Actor Park Hae-soo has been on a roll since playing Cho Sang-woo, the best friend of Seong Gi-hun (played by Lee Jung-jae) and one of the finalists of the bloody competition in “Squid Game.”
"Money Heist Korea -- Joint Economic Area” soon followed in which he played a gang member who goes by the code name "Berlin."
And now "Narco-Saints," in which Park plays Choi Chang-ho, a National Intelligence Service agent, is on top of Netflix's non-English language series chart.
Though the story of skate businessman Kang In-gu (played by Ha Jung-woo) was interesting, the actor said that he wishes he could meet the National Intelligence Service agent who organized the plan to capture Cho Bong-haeng, a South Korean drug lord operating in Suriname between the late 1990s and early 2000.
“I was told that such a meeting would not be possible due to safety reasons. All I know is that the stories about him are being told and passed down in the country’s spy agency,” Park said during an interview with reporters at a cafe in Samcheong-dong, central Seoul.
“I really wanted to ask him how he made the decision to send an ordinary civilian on such a dangerous mission. The plan -- to capture the drug lord -- took many years to execute. I wanted to know his physical and psychological state to truly understand agent Choi Chang-ho,” Park told The Korea Herald.
While he felt lucky to have starred in the series that centers around Kang In-gu, the 40-year-old actor said that Chang-ho stories could capture the viewers' attention as well.
The actor said that he and the director went over the agent's back story in a lot of detail, although the storylines were not directly used in the drama.
“Yoon Jong-bin is a terrific director.
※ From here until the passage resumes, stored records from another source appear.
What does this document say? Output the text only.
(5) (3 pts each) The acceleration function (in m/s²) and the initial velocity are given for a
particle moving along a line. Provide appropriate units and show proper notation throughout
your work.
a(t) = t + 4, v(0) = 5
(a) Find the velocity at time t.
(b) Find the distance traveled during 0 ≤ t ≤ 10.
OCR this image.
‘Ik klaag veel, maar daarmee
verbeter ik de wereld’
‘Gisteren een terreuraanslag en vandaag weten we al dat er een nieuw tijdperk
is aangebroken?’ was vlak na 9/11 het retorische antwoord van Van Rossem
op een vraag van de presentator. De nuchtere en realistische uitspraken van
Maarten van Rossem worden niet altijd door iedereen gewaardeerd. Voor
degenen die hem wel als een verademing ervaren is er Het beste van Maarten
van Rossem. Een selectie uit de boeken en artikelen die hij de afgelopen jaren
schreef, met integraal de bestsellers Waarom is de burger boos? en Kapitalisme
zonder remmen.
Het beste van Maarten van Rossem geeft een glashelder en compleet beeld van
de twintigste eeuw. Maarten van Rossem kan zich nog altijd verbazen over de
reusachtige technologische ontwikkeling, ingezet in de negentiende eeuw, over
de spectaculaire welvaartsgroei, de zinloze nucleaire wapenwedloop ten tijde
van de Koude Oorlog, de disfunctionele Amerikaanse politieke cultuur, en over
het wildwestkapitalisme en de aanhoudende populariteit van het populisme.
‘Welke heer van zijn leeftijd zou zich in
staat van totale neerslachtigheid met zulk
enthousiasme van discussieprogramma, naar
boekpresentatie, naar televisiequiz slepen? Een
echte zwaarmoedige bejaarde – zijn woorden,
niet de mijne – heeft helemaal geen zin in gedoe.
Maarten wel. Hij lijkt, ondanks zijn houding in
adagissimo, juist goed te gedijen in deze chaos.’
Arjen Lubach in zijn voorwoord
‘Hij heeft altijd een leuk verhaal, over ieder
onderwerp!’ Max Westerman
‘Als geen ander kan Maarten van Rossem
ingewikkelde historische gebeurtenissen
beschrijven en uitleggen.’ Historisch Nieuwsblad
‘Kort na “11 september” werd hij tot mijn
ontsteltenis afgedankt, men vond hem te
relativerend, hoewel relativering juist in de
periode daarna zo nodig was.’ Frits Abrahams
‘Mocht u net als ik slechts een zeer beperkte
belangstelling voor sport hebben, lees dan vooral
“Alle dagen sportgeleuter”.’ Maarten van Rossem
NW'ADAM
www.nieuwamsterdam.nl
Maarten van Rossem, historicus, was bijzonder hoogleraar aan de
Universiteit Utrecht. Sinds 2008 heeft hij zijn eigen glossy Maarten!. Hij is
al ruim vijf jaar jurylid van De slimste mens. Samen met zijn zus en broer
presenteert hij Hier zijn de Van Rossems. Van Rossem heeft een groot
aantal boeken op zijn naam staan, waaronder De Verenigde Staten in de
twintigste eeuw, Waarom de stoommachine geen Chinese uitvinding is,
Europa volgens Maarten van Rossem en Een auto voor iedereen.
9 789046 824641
We did not shoot scenes with the camera, but the director shared a detailed history and mapped out the timeline for Choi Chang-ho,” he explained.
When asked whether he wanted another series featuring Chang-ho’s saga in greater detail, Park excitedly nodded his head in agreement.
“I heard from the director that ‘Narco-Saints’ had a closed ending. Wouldn’t it be interesting to see Chang-ho’s journey to capture Korean pastor Jeon?” Park said.
“There are lines that hint at Chang-ho’s past activities. He says that he can empathize with Kang’s father, because he also worked overseas for three years. I look forward to seeing news about a ‘Narco-Saints’ prequel,” the actor said.
Park delivers outstanding performances in crime and action thrillers, but his interest lies in the comedy genre, according to Park.
“One of the recent films that I watched was Brian De Palma’s ‘Carlito’s Way,' I was studying Al Pacino's performance. But I really enjoyed ‘The Unbearable Weight of Massive Talent,’ which stars Nicolas Cage. I always loved comedy films, like ‘Castaway On The Moon’ and films produced by director Ko Bong-soo,” the actor said.
Park said he wishes to expand his range as an actor with a role in a comedy, explaining that it was the hardest genre for actors.